Lesi kering, likenifikasi, batas tidak tegas, karena garukan terlihat pula ekskoriasi
memanjang dan krusta. Dapat merupakan lanjutan dari tipe bayi atau baru timbul
pertama kali. Sering ditemukan lipatan Denni Morgan yaitu lipatan kulit dibawah
kelopak mata. Dermatitis atopik berat yang lebih dari 50% permukaan tubuh dapat
mengganggu pertumbuhan (Gambar 2.3).
21
Gambar 2.3 Plakat eritematosa, erosi, ekskoriasi dan krusta pada fossa
cubiti yang meluas ke badan (Daili, 2005)
2. Fase dewasa (adult type)
Bentuk lesi ini biasanya timbul pada usia lebih dari 12 tahun dan hampir
serupa dengan lesi kulit fase akhir anak-anak. Gejala utama adalah pruritus,
kelainan kulit berupa likenifikasi, papul, eksema, dan krusta. Pedileksi lesi secara
klasik ditemukan pada daerah fossa kubiti dan poplitea, leher depan dan belakang,
dahi serta daerah sekitar mata.
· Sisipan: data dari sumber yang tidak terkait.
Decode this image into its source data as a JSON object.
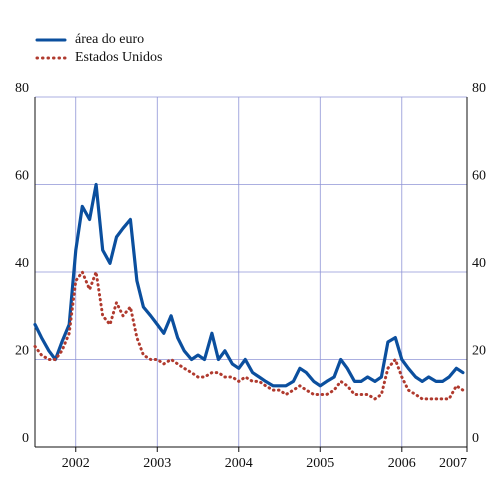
{
  "chart_data": {
    "type": "line",
    "x": [
      2002.0,
      2002.08,
      2002.17,
      2002.25,
      2002.33,
      2002.42,
      2002.5,
      2002.58,
      2002.67,
      2002.75,
      2002.83,
      2002.92,
      2003.0,
      2003.08,
      2003.17,
      2003.25,
      2003.33,
      2003.42,
      2003.5,
      2003.58,
      2003.67,
      2003.75,
      2003.83,
      2003.92,
      2004.0,
      2004.08,
      2004.17,
      2004.25,
      2004.33,
      2004.42,
      2004.5,
      2004.58,
      2004.67,
      2004.75,
      2004.83,
      2004.92,
      2005.0,
      2005.08,
      2005.17,
      2005.25,
      2005.33,
      2005.42,
      2005.5,
      2005.58,
      2005.67,
      2005.75,
      2005.83,
      2005.92,
      2006.0,
      2006.08,
      2006.17,
      2006.25,
      2006.33,
      2006.42,
      2006.5,
      2006.58,
      2006.67,
      2006.75,
      2006.83,
      2006.92,
      2007.0,
      2007.08,
      2007.17,
      2007.25
    ],
    "series": [
      {
        "name": "área do euro",
        "color": "#0b4f9e",
        "style": "solid",
        "values": [
          28,
          25,
          22,
          20,
          24,
          28,
          45,
          55,
          52,
          60,
          45,
          42,
          48,
          50,
          52,
          38,
          32,
          30,
          28,
          26,
          30,
          25,
          22,
          20,
          21,
          20,
          26,
          20,
          22,
          19,
          18,
          20,
          17,
          16,
          15,
          14,
          14,
          14,
          15,
          18,
          17,
          15,
          14,
          15,
          16,
          20,
          18,
          15,
          15,
          16,
          15,
          16,
          24,
          25,
          20,
          18,
          16,
          15,
          16,
          15,
          15,
          16,
          18,
          17
        ]
      },
      {
        "name": "Estados Unidos",
        "color": "#b03a2e",
        "style": "dotted",
        "values": [
          23,
          21,
          20,
          20,
          22,
          26,
          38,
          40,
          36,
          40,
          30,
          28,
          33,
          30,
          32,
          25,
          21,
          20,
          20,
          19,
          20,
          19,
          18,
          17,
          16,
          16,
          17,
          17,
          16,
          16,
          15,
          16,
          15,
          15,
          14,
          13,
          13,
          12,
          13,
          14,
          13,
          12,
          12,
          12,
          13,
          15,
          14,
          12,
          12,
          12,
          11,
          12,
          18,
          20,
          16,
          13,
          12,
          11,
          11,
          11,
          11,
          11,
          14,
          13
        ]
      }
    ],
    "xlim": [
      2002,
      2007.3
    ],
    "xticks": [
      {
        "value": 2002.5,
        "label": "2002"
      },
      {
        "value": 2003.5,
        "label": "2003"
      },
      {
        "value": 2004.5,
        "label": "2004"
      },
      {
        "value": 2005.5,
        "label": "2005"
      },
      {
        "value": 2006.5,
        "label": "2006"
      },
      {
        "value": 2007.3,
        "label": "2007"
      }
    ],
    "ylim": [
      0,
      80
    ],
    "yticks": [
      0,
      20,
      40,
      60,
      80
    ],
    "y2lim": [
      0,
      80
    ],
    "y2ticks": [
      0,
      20,
      40,
      60,
      80
    ],
    "grid": true,
    "legend": "top-left"
  }
}
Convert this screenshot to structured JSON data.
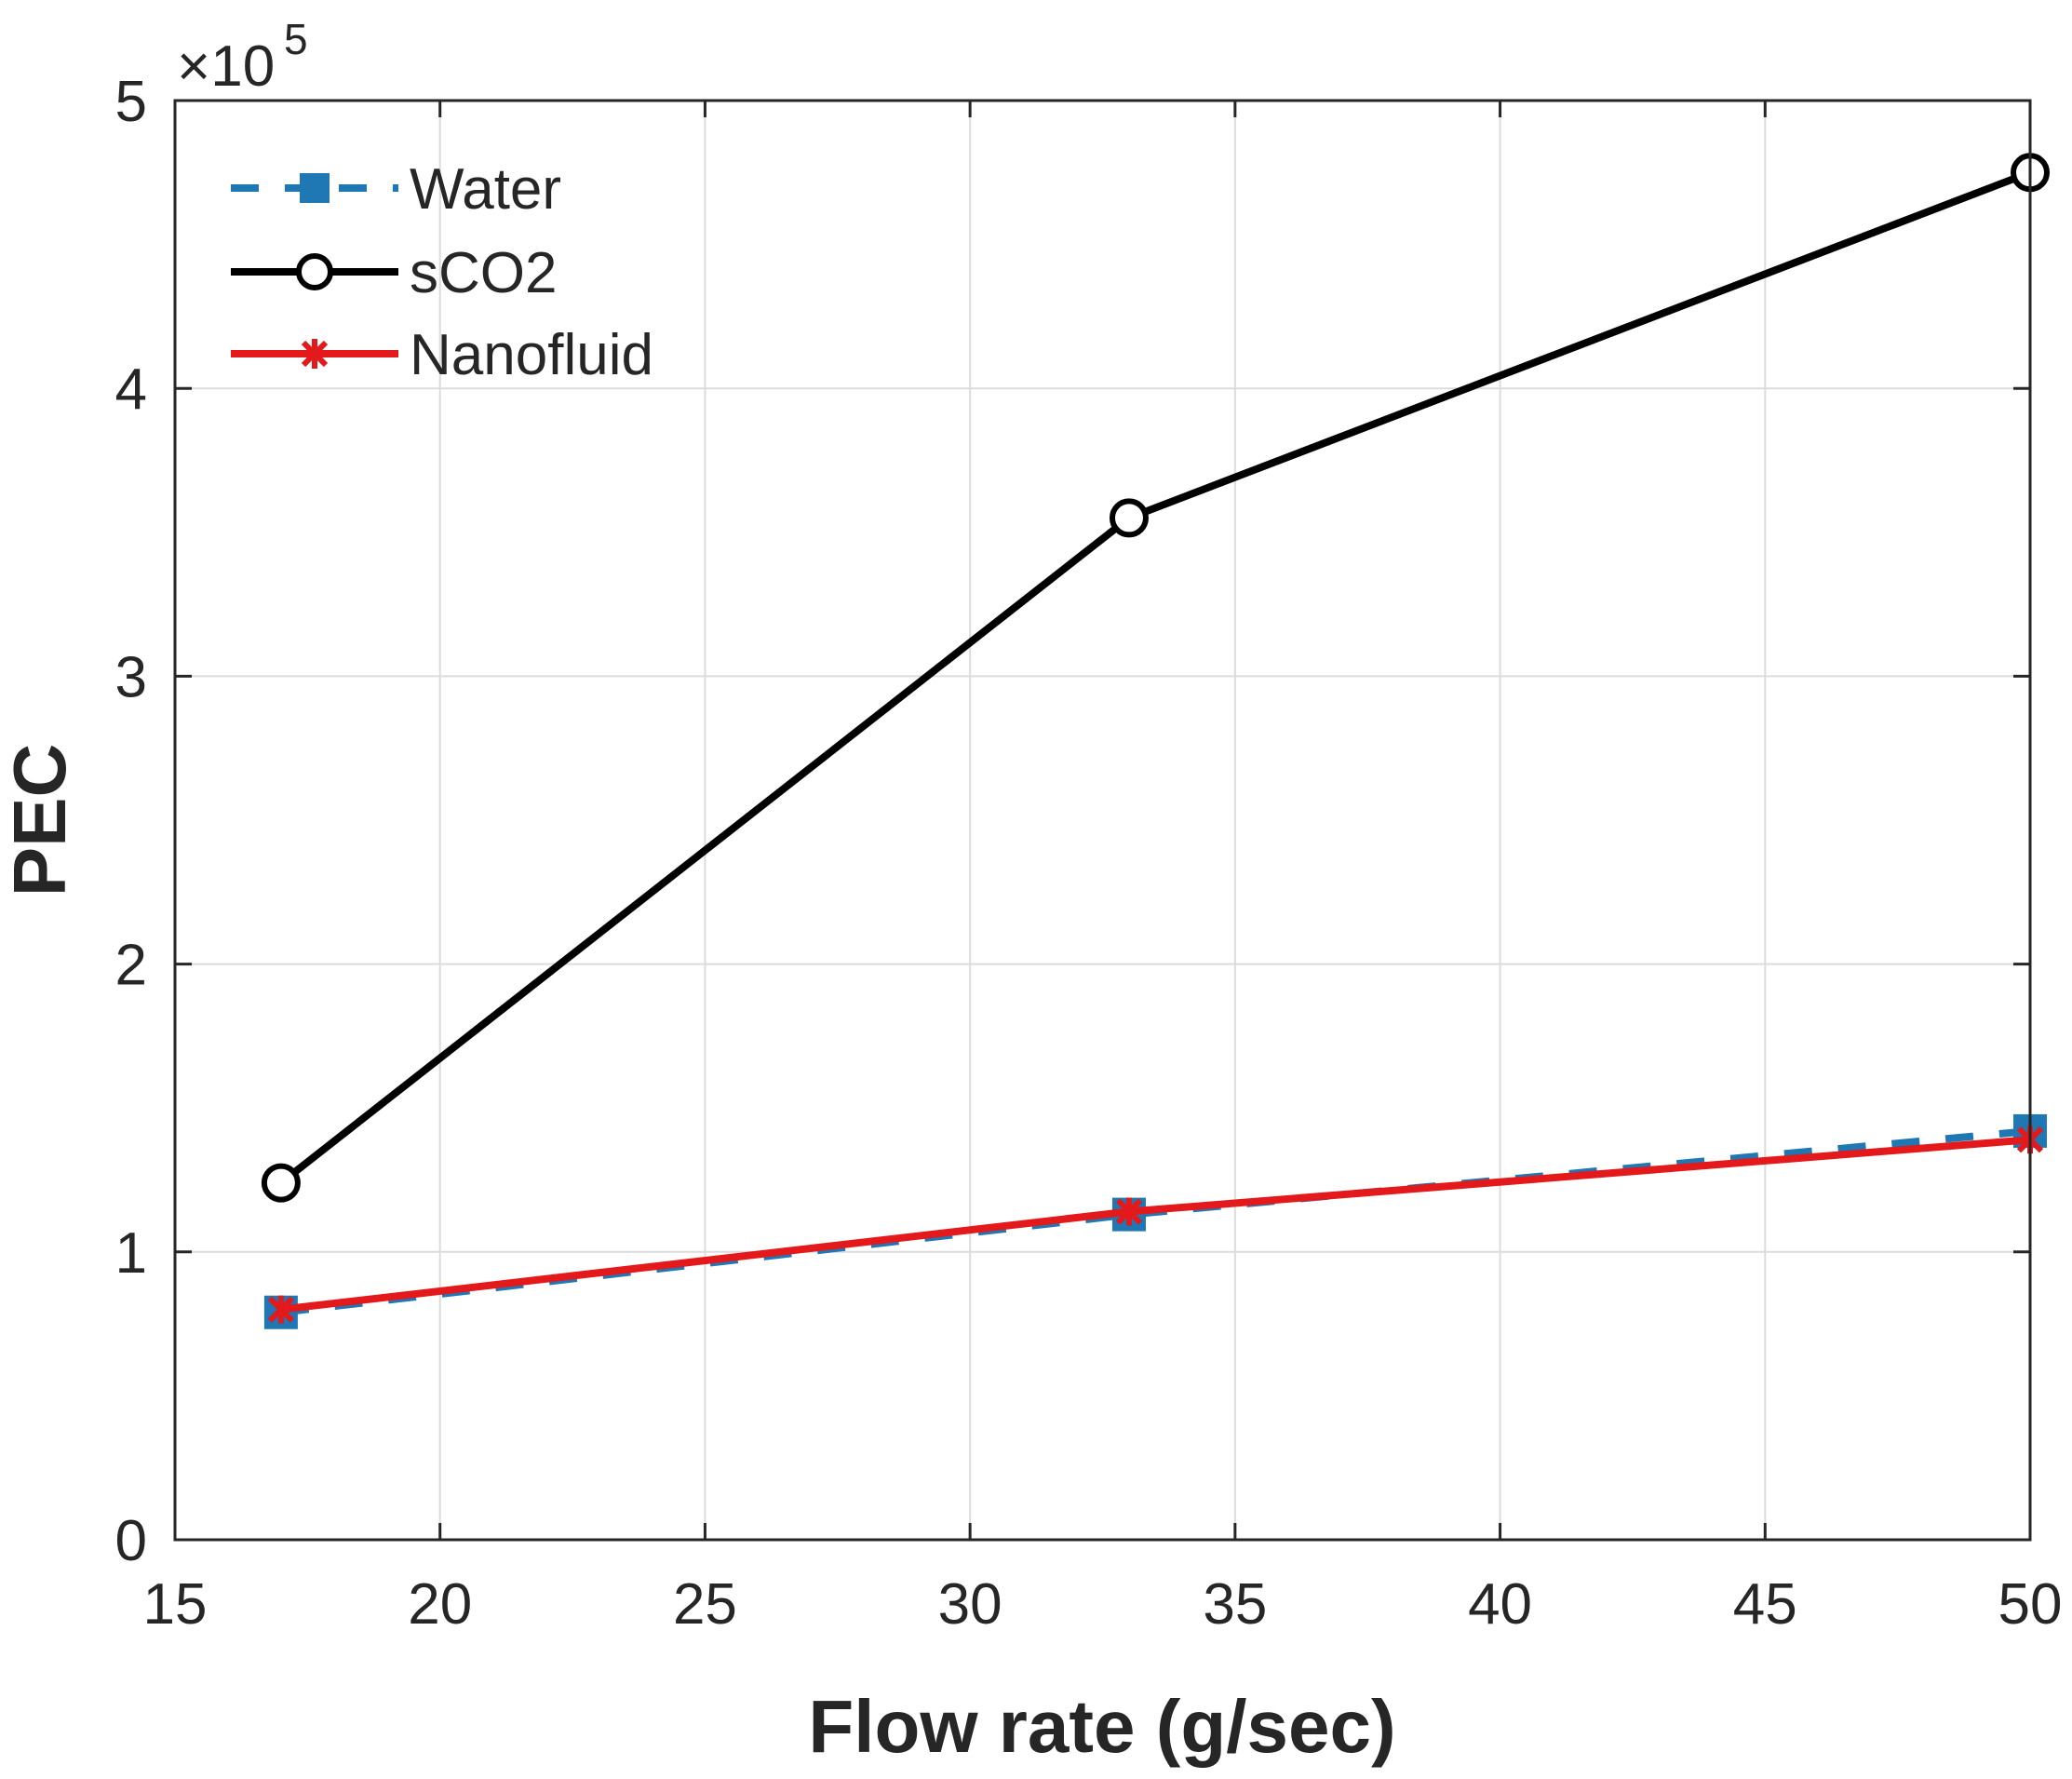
{
  "chart_data": {
    "type": "line",
    "title": "",
    "xlabel": "Flow rate (g/sec)",
    "ylabel": "PEC",
    "xlim": [
      15,
      50
    ],
    "ylim": [
      0,
      5
    ],
    "y_multiplier_label": "×10",
    "y_multiplier_exponent": "5",
    "xticks": [
      15,
      20,
      25,
      30,
      35,
      40,
      45,
      50
    ],
    "yticks": [
      0,
      1,
      2,
      3,
      4,
      5
    ],
    "grid": true,
    "legend_position": "top-left",
    "x": [
      17,
      33,
      50
    ],
    "series": [
      {
        "name": "Water",
        "values": [
          0.79,
          1.13,
          1.42
        ],
        "color": "#1f77b4",
        "line_style": "dashed",
        "marker": "square"
      },
      {
        "name": "sCO2",
        "values": [
          1.24,
          3.55,
          4.75
        ],
        "color": "#000000",
        "line_style": "solid",
        "marker": "circle"
      },
      {
        "name": "Nanofluid",
        "values": [
          0.8,
          1.14,
          1.39
        ],
        "color": "#e3191c",
        "line_style": "solid",
        "marker": "asterisk"
      }
    ]
  }
}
Manifetasi lain berupa kulit kering dan sukar
berkeringat, gatal terutama jika berkeringat. Dermatitis atopik remaja cenderung
berlangsung lama kemudian menurun dan membaik setelah usia 30 tahun, jarang
sampai usia pertengahan, hanya sebagian kecil berlangsung sampai tua (Gambar
2.4).
22
Gambar 2.4 Tampak hiperkeratosis dan likenifikasi (Daili, 2005)
Tanda yang dipakai untuk menentukan seseorang dalam keadaan atopi
adalah yang disebut “stigmata atopi”. Bila stigmata tersebut terdapat dalam kulit
disebut sebagai atopic diathesis kulit. Stigmata ini secara signifikan lebih sering
ditemukan pada pasien dermatitis atopik dibandingkan dengan individu sehat dan
dapat digunakan sebagai petunjuk untuk penegakan diagnosis dermatitis atopik.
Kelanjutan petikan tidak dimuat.